What an Election of Choice Looks Like

  • Share
  • Read Later

The Obama Administration’s latest windmill tilting on its plan to juice the economy takes the form a colorful infographic posted to the White House blog under the heading “What a Jobs Plan Looks Like.” The two columns provide a comparison of Democratic and Republican stimulus proposals in the Senate, replete with the rosiest poll numbers available and the requisite quote from Washington’s favorite fiscal referee, Mark Zandi. A White House blog post isn’t exactly a powerful tool of legislative or electoral persuasion, but it’s a actually a very good representation of what Team Obama wants to make the 2012 election about: a simple, binary choice between “President Obama’s Plan” and the “Republican Alternative.”

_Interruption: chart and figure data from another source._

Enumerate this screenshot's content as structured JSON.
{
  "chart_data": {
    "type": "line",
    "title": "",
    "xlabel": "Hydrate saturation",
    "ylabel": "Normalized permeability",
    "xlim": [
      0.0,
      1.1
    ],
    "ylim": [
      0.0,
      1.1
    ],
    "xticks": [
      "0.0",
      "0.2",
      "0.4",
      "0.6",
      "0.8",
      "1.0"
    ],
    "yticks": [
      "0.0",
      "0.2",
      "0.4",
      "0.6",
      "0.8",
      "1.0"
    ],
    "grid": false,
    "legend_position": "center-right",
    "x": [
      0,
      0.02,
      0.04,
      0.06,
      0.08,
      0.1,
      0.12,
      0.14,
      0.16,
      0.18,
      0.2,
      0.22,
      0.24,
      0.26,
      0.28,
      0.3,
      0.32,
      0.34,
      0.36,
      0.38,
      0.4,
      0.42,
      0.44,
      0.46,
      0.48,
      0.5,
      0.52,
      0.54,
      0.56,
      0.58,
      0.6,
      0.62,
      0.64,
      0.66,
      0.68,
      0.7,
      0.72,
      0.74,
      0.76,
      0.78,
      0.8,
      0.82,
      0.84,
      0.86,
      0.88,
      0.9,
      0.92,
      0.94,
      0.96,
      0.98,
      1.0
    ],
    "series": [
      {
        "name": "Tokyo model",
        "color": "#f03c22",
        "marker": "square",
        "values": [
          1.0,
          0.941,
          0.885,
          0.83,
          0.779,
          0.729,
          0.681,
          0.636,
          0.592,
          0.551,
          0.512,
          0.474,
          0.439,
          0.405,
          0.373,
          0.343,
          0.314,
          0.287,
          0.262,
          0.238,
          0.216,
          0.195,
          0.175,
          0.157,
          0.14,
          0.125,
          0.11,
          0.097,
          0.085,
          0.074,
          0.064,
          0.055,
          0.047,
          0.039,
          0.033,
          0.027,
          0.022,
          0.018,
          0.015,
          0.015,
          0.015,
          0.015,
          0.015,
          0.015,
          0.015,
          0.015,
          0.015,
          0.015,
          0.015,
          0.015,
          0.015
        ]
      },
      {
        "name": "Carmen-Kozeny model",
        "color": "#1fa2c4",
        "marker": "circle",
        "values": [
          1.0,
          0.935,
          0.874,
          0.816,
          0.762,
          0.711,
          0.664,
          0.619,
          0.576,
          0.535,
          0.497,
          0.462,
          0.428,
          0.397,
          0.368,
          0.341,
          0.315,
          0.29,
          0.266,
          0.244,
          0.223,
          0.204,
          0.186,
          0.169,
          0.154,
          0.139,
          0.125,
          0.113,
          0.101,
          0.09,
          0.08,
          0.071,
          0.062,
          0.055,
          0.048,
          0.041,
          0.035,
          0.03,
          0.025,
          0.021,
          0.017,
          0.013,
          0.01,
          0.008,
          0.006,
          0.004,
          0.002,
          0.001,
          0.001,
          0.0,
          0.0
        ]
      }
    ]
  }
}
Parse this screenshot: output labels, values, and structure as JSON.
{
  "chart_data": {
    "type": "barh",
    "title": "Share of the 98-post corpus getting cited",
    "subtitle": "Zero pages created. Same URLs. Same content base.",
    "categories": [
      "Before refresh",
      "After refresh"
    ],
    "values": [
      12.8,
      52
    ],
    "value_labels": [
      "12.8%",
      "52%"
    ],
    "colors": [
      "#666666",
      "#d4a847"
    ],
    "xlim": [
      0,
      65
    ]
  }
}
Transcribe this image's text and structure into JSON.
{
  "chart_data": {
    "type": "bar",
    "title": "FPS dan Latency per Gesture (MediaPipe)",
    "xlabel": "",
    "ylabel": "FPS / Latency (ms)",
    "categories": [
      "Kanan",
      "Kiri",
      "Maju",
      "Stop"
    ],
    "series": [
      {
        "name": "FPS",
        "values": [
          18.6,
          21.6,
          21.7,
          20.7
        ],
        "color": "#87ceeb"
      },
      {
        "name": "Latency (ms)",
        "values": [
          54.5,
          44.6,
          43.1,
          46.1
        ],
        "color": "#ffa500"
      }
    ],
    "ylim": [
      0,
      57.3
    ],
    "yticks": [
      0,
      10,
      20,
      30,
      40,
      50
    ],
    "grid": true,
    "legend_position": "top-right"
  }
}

Two advantages that Obama holds heading into next year are that he’s personally more popular than other politicians–certainly more so than members of a Congress that inspires historic levels of contempt in the American public–and that his fiscal policy proposals, when laid out in the abstract, generally enjoy more support than Republican alternatives. By far his biggest problem, and likely a much more influential factor, is that a majority of Americans are dissatisfied with the job he’s done in his first term, and downright despondent about the trajectory of the country and its limping economy. In other words, the President needs 2012 to be an election of choice, not a referendum on his performance to date. The Obama White House is clearly trying out ways to communicate that. The Obama Campaign can’t be too far behind.